From Indiana University:
Indiana University holds one of the largest and most diverse collections of motion picture film at any university in the United States. Now, thanks to its continuing partnership with Memnon Archiving Services, a Sony Group Company, many of those films will be preserved for future study and viewing.
Officials with IU’s Media Digitization and Preservation Initiative have announced the initiation of Phase II: the digitization of approximately 25,000 film reels to be completed by 2020, the university’s bicentennial. This represents one of the most ambitious programs of film digitization anywhere in the world.
Phase II will inventory, catalog, digitize, store and provide access to IU’s most important and valuable film holdings. These items comprise 12,500 hours of film. Overall, IU’s extensive film collection numbers over 100,000 items covering a wide range of genres, purposes for which they are used and scholarly disciplines that use them. They come from a diverse range of areas, including:
- Personal collections of filmmakers and collectors.
- A large number of educational films that were rented to schools, libraries and colleges across the country from before World War II.
- Home movies, amateur films, local Indiana advertisements, and commercial films and pre-production elements.

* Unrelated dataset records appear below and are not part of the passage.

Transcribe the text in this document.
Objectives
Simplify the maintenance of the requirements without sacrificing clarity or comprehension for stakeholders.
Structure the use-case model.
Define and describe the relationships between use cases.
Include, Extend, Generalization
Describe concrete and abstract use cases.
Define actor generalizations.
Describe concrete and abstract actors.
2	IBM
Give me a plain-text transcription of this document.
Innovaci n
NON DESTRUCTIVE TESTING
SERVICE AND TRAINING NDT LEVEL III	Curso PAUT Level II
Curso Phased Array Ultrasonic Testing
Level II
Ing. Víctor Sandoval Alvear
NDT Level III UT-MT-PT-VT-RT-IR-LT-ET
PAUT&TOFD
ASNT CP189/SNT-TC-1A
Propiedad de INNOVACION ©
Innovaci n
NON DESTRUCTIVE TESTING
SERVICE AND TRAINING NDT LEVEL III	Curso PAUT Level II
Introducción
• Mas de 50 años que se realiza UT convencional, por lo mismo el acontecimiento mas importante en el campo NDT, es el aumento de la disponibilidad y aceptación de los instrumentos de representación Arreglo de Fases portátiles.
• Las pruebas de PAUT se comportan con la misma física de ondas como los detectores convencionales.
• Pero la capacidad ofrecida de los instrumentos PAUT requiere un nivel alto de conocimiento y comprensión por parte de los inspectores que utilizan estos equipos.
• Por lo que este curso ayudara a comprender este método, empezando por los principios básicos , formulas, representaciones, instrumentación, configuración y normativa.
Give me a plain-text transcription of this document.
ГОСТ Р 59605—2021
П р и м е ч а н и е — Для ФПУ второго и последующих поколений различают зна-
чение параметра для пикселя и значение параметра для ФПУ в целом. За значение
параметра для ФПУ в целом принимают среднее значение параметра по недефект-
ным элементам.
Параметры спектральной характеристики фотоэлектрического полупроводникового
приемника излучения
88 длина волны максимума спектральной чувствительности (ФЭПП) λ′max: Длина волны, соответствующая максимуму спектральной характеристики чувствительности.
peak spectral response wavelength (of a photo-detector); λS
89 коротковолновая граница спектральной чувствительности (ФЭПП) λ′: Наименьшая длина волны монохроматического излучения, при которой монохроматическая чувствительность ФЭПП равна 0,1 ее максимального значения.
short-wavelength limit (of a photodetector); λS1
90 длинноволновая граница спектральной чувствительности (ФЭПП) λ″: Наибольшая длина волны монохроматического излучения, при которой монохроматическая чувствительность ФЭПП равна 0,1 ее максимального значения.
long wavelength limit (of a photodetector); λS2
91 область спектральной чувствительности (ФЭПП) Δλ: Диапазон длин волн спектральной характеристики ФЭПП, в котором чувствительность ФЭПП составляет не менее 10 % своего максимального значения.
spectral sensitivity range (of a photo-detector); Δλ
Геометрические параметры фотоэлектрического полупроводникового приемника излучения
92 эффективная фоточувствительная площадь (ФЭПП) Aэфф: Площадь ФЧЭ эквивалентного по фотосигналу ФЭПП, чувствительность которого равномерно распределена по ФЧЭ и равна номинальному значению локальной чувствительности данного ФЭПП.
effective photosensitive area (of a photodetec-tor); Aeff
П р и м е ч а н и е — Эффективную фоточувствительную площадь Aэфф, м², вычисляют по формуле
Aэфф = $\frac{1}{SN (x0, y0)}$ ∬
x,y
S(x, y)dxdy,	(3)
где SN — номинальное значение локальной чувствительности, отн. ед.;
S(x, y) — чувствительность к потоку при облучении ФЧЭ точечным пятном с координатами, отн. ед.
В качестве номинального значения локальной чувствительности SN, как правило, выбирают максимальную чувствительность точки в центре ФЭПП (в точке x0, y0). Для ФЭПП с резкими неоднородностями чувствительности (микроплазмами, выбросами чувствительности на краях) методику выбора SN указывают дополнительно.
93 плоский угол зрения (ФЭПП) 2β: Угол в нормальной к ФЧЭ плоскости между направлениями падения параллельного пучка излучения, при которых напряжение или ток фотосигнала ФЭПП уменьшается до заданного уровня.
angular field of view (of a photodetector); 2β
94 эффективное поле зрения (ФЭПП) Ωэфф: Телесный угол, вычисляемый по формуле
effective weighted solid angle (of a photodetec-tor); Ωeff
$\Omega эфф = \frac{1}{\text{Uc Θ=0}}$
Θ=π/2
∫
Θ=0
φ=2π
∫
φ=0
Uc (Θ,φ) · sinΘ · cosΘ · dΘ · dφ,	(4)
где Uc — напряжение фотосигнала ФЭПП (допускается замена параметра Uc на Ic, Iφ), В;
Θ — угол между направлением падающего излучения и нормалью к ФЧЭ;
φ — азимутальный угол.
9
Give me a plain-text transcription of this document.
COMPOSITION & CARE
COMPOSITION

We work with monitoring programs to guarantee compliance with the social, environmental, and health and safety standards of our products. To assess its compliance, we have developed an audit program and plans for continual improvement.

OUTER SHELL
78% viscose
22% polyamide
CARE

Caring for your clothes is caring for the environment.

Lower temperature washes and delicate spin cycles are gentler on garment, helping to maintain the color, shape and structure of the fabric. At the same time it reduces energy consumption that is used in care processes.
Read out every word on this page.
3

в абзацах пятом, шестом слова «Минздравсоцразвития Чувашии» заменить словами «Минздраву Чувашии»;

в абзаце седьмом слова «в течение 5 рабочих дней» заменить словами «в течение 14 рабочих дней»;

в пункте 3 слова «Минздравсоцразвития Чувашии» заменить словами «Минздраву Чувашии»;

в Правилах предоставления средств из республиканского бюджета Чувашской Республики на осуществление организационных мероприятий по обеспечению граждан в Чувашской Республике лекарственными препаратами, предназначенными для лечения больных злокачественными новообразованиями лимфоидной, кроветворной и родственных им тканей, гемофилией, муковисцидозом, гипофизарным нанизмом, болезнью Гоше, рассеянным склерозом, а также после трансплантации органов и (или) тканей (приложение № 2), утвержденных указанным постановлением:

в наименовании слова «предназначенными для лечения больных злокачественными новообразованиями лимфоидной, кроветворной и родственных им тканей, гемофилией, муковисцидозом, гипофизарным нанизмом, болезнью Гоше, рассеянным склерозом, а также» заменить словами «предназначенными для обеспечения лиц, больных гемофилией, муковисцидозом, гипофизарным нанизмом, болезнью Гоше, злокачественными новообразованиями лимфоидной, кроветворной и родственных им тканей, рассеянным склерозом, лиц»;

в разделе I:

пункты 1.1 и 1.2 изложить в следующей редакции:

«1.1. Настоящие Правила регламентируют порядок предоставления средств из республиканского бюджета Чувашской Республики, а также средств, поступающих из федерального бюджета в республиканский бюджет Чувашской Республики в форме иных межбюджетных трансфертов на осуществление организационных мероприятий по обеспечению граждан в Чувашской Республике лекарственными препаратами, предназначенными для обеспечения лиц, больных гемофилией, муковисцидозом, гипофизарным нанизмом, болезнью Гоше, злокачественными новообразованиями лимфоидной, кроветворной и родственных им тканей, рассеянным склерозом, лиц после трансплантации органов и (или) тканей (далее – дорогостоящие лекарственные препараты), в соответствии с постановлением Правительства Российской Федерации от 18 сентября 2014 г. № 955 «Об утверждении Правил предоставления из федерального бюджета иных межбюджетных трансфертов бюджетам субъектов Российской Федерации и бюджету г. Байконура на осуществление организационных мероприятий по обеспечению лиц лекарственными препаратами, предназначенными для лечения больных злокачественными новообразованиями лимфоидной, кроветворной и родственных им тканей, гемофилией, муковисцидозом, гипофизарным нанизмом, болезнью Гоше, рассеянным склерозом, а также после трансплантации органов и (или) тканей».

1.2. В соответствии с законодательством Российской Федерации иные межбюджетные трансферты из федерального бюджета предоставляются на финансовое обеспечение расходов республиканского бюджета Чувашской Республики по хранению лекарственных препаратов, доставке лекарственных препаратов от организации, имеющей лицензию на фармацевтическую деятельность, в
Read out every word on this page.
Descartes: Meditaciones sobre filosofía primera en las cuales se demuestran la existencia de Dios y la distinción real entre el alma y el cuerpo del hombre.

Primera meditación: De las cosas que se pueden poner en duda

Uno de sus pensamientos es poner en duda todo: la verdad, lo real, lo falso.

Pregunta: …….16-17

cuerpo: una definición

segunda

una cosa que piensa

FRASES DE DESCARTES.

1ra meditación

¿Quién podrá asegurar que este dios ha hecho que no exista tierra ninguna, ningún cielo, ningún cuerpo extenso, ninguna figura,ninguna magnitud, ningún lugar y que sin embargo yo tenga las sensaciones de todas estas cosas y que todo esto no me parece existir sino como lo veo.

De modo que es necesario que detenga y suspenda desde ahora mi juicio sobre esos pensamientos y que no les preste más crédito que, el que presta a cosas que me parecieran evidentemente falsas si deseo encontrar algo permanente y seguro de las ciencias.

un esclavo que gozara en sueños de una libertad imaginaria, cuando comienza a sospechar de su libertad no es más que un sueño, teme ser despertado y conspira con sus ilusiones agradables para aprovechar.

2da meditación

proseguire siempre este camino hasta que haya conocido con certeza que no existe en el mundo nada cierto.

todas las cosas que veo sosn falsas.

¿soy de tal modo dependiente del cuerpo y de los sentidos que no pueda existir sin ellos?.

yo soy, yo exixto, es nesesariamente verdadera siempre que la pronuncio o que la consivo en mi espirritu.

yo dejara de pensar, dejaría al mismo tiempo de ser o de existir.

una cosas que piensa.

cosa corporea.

The Media Digitization and Preservation Initiative is now located in the Innovation Center on the IU Bloomington campus. In April 2017, the project had outpaced its own timeline projections, with more than 200,000 priceless audio and video recordings already preserved for future generations of scholars and students.
Preservation-grade copies — whether audio, video or film — are housed in the IU Data Center and made discoverable through the work of experts at IU Libraries, including extensive metadata creation and investigation of relevant copyright considerations. The media will then become digitally accessible, primarily though the IU Library’s Media Collections Online.
“Preservation is the oldest and perhaps most fundamental mission of libraries,” Ruth Lilly Dean of University Libraries Carolyn Walters said. “We are fortunate to have such excellent partners for this important work. Once digitized and described, sharing these extremely valuable films with researchers becomes, in some cases, possible for the first time. We can pre-empt deterioration and loss while at the same time increase lawful access and impact of the collection.”